Though Lovaas'' death has been the only fatality on Mille Lacs Lake this winter, Lindgren said thin ice on Mille Lacs Lake is common because of low water levels and lack of snow allowing sunlight to heat the rock reefs in shallow areas.
In the area where Lovaas' pickup broke through, Lindgren noted ice thickness went from 20 inches to 2 inches in a matter of feet.
"Part of the problem is normally you'd have 20 inches of snow and the only place would be able to travel would be on plowed roads," Lindgren said. "Now people are going out on plowed roads but venturing off. The shallows, reef and sandbars are treacherous areas right now."
Lindgren noted that there have been about a dozen vehicles - cars, pickups, ATVs and snowmobiles - that have gone through the ice on Mille Lacs Lake this winter. On Tuesday a vehicle ventured off the marked road in Cove Bay and went through a pressure ridge, he said, about a half-mile from where Lovaas' pickup went through. However, no one was injured in Tuesday's incident.
Lindgren cautioned anyone venturing on the ice should check with local resorts for ice conditions and stay on marked roads.
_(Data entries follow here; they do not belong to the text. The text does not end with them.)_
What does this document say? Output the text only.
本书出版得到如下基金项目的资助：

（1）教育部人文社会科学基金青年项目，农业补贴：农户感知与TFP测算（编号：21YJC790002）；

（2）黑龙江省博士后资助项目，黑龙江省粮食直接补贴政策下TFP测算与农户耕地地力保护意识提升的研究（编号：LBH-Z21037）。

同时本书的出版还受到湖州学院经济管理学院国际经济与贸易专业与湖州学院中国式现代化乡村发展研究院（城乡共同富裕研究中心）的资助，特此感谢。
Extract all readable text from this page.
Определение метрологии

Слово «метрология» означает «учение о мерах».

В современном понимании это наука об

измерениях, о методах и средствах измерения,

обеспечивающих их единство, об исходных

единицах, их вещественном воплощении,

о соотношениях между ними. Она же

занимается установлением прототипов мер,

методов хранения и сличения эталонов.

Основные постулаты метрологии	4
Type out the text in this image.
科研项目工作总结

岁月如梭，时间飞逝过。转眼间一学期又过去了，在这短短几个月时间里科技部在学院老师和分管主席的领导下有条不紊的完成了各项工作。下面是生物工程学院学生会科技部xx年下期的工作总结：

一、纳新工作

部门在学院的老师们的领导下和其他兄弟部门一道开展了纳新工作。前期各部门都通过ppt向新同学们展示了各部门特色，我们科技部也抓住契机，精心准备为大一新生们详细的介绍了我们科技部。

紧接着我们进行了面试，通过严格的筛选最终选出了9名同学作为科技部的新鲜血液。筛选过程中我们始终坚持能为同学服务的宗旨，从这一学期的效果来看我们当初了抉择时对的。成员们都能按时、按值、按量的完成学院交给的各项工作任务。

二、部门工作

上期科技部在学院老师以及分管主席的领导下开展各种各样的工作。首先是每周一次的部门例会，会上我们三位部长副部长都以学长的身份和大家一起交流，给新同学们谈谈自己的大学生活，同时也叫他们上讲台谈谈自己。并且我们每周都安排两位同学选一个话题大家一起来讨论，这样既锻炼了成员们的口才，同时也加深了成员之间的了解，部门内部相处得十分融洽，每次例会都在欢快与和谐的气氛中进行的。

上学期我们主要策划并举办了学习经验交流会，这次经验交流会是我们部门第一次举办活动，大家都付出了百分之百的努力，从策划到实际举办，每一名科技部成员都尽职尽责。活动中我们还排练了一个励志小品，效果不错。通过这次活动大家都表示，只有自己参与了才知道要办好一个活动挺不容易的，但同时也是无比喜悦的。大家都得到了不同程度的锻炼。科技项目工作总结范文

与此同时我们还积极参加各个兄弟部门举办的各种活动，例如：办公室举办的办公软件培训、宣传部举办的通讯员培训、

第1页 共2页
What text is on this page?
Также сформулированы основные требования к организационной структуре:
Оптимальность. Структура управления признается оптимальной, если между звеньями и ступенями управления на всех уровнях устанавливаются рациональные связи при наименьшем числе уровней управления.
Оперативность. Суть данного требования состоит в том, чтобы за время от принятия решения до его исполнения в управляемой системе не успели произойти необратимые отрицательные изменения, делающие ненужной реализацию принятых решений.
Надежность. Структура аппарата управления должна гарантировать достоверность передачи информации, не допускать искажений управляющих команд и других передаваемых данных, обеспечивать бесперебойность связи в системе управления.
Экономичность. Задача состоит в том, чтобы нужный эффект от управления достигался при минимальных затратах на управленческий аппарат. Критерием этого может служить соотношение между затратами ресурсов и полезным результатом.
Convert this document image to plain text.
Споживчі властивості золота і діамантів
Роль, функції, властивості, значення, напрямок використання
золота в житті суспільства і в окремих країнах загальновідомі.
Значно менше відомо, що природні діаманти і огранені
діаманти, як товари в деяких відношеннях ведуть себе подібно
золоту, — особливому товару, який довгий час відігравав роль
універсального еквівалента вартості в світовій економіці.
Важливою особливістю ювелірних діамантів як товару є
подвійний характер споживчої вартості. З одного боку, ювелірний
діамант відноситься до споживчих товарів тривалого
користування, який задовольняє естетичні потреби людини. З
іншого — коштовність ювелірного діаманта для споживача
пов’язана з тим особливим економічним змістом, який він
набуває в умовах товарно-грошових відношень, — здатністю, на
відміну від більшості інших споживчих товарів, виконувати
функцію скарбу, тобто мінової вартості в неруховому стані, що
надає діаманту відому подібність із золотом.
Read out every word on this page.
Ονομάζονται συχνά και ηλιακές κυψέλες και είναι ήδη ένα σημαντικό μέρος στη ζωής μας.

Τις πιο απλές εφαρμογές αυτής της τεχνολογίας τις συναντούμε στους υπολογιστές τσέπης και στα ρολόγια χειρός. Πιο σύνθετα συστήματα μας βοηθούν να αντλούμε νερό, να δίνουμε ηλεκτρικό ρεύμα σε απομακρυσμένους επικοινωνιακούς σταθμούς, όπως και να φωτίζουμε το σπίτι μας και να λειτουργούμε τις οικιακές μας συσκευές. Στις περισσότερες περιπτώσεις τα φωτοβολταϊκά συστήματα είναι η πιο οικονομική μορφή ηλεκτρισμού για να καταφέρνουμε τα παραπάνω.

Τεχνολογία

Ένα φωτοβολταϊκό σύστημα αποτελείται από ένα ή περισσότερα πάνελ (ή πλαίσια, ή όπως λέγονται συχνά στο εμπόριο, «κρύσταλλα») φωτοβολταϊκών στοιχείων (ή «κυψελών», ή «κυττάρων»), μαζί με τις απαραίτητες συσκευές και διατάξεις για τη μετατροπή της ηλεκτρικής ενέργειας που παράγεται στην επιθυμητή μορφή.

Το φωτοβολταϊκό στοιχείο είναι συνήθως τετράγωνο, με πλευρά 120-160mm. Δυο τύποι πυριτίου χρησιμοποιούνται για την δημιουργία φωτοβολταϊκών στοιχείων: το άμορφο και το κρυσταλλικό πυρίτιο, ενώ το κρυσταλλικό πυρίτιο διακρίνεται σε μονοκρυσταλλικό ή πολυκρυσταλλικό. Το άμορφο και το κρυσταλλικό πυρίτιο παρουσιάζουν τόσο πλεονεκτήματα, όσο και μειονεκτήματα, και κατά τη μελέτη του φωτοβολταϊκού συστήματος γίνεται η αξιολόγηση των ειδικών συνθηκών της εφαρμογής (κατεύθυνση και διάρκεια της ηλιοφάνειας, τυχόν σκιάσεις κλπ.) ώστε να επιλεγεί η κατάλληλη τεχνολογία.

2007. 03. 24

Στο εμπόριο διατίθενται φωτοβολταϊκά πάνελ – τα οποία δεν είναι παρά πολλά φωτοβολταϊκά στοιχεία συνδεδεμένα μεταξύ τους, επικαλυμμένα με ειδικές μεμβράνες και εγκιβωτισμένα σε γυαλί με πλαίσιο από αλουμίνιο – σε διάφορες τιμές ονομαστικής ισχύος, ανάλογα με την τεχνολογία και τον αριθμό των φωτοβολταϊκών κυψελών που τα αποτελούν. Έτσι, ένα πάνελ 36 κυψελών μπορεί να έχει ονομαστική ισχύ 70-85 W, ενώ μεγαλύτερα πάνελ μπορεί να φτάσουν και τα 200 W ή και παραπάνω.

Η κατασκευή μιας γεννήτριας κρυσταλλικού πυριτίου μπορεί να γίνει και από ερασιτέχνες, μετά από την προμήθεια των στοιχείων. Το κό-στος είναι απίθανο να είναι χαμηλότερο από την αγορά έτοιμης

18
Resort owners maintain and mark roads on the ice, check ice thickness daily and are aware of changing conditions, he said.
The DNR recommends at least 4 inches of ice for walking, at least 5 inches for snowmobiles and ATVs and 8-12 inches for cars or small trucks.
Anyone walking out onto the ice should wear a life jacket under their coat, carry ice picks and use a chisel to test the ice as they proceed. The DNR also recommends checking with local bait shops or resorts for known thin ice areas.
While driving a vehicle on the ice, people should remember to not drive fast, not to wear a seat belt, keep windows open and take care while driving at night, the DNR reported.
"Don't go blazing trails," said Tim Smalley, DNR water safety specialist.
Smalley also warned ice is never 100 percent safe.
"Even during the coldest winters you can find bad spots on any body of water due to current, rotting vegetation and those kinds of things," Smalley said. "Now with the winter we're having there are bad spots not just on Mille Lacs but on any lake."